FRANSA ULUSLARARASI İLŞKİLER ENSTİTÜSÜNDE KONUŞTU
Fransa Uluslararası İlişkiler Enstitüsü'nde 2004 yılından sonra hitap etmekten memnuniyet duyduğunu ifade Erdoğan, bugün Fransalı mevkidaşı ile gerçekleştirdiği görüşmelerde iki ülke arasındaki ilişkileri ve bölgesel meseleleri değerlendirdiklerini kaydederek, "İlişkilerde zaman zaman iniş çıkışlar olsa da tarihe baktığımızda genel olarak ortaklıkların işbirliğinin dayanışmanın öne çıktığını görüyoruz. İlişkilerimizdeki bir başka önemli boyut Fransa'da yaşayan Türkiye Cumhuriyeti vatandaşları ve Türkiye kökenli vatandaşlarımızdır ki sayısı 610 bin civarında.
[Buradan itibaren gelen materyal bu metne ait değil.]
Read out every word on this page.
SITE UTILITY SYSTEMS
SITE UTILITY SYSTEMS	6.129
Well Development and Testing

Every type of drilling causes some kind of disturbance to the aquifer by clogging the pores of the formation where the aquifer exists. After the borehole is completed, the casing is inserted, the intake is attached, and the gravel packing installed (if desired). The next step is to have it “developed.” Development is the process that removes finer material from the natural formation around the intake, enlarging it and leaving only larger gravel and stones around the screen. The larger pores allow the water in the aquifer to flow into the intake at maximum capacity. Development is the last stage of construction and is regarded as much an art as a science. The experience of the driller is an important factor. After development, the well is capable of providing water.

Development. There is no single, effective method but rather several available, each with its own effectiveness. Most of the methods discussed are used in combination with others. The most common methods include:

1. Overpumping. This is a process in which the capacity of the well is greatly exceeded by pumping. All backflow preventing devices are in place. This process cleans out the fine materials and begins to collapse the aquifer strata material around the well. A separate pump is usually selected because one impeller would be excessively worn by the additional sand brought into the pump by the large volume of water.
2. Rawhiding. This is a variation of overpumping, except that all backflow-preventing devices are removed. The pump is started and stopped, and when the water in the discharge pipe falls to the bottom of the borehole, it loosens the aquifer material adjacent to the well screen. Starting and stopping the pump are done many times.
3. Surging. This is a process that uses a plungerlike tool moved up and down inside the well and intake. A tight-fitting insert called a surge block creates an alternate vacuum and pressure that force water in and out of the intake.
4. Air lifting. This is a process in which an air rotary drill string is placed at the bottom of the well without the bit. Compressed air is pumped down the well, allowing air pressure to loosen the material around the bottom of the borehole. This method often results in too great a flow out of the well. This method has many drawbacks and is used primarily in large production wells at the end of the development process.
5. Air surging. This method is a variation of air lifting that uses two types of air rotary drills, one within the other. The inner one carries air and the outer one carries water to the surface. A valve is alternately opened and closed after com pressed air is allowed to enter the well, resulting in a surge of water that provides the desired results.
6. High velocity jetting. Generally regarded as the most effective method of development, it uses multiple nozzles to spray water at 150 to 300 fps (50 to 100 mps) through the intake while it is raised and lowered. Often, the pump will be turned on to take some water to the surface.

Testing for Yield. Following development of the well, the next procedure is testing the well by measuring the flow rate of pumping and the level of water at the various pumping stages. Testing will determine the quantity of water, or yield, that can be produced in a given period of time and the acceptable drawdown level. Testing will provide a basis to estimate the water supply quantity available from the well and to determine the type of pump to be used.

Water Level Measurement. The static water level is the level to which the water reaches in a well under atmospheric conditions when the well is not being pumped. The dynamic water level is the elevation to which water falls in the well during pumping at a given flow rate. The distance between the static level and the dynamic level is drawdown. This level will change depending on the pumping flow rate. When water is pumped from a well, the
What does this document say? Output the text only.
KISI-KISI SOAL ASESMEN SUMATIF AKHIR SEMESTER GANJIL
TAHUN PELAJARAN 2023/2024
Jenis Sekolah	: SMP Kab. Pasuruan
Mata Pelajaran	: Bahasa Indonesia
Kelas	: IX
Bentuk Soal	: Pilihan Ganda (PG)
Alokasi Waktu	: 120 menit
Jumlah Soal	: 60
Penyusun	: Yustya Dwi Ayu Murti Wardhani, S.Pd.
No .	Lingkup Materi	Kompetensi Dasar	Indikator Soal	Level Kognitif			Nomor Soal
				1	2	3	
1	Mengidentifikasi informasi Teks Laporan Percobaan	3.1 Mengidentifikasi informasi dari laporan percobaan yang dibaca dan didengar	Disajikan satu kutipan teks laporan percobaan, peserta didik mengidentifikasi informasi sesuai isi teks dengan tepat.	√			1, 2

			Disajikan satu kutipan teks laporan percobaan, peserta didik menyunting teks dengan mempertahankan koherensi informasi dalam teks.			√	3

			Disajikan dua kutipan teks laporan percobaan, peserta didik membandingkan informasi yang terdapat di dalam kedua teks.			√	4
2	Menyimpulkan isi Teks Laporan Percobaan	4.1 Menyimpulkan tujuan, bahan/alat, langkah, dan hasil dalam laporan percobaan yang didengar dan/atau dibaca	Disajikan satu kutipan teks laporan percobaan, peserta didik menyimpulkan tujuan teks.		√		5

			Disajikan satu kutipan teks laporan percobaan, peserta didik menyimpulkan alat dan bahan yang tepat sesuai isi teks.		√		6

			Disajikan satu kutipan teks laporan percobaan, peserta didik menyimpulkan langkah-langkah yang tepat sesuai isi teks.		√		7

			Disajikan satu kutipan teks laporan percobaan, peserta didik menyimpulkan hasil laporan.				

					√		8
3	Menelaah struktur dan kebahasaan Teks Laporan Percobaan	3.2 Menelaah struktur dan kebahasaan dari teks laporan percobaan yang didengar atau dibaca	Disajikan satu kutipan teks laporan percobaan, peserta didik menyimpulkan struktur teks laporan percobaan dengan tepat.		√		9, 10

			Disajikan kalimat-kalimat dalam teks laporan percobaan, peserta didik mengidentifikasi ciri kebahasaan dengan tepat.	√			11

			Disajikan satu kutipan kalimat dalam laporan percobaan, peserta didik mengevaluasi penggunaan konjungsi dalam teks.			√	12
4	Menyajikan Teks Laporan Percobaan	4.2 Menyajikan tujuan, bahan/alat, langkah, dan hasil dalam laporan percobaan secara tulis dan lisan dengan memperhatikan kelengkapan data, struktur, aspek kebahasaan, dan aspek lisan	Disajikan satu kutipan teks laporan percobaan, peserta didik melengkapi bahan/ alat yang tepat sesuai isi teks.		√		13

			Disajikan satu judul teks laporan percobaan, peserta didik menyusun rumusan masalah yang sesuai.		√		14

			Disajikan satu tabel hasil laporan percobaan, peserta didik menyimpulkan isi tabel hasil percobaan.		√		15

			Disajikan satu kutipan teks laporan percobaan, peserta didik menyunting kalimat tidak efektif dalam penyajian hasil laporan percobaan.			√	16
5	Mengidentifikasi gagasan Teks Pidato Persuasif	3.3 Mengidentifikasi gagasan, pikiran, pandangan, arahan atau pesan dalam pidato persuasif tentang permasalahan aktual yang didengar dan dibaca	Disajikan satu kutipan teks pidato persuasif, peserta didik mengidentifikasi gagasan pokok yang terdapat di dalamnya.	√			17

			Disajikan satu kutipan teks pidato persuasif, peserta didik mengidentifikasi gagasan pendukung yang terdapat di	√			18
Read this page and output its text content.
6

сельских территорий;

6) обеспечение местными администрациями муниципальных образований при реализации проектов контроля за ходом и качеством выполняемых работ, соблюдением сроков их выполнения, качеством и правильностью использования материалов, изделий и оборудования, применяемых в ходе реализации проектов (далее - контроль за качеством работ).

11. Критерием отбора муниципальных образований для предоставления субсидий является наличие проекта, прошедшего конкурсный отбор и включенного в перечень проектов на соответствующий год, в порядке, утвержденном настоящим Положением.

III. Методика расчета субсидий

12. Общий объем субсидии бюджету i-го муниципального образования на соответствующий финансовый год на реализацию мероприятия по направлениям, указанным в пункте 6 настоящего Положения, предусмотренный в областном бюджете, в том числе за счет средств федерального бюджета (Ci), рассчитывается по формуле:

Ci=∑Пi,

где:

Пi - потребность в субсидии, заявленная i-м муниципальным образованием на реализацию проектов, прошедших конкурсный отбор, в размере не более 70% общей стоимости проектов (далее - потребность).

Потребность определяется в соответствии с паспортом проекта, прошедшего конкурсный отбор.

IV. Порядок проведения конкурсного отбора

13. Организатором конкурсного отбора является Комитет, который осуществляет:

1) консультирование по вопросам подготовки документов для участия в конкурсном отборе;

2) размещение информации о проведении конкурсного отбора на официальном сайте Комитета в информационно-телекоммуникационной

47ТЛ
Çifte vatandaşlığa sahip vatandaşlarımızın sayısı da 300 bine ulaşmış durumda. Bu rakamlarla Türkler Fransa'da dördüncü büyük göçmen grubunu oluşturuyorlar" diye konuştu.
YİNE KAFA KARIŞTIRDI
Konuşmasında IŞİD yerine DAESH (IŞİD'in Arapça kısaltması) kelimesini kullanan Erdoğan, mücadelenin devam edeceğini belirterek, "Türkiye'nin asla DAESH gibi bir terör örgütüne destek vermek gibi bugüne kadar bir yanlışı olmamıştır.Terörün ne olduğunu gayet iyi biliriz. Bizim mücadelemiz DEAŞ ile aynı şekilde devam edecektir. Bazıları DAESH'i İslam veya islami bir örgüt gibi göstermenin gayreti içerisine giriyor. Kusura bakmasınlar. Anlamı 'barış' olan bir din asla teröre müsaade etmez. DAESH bir terör örgütüdür" dedi.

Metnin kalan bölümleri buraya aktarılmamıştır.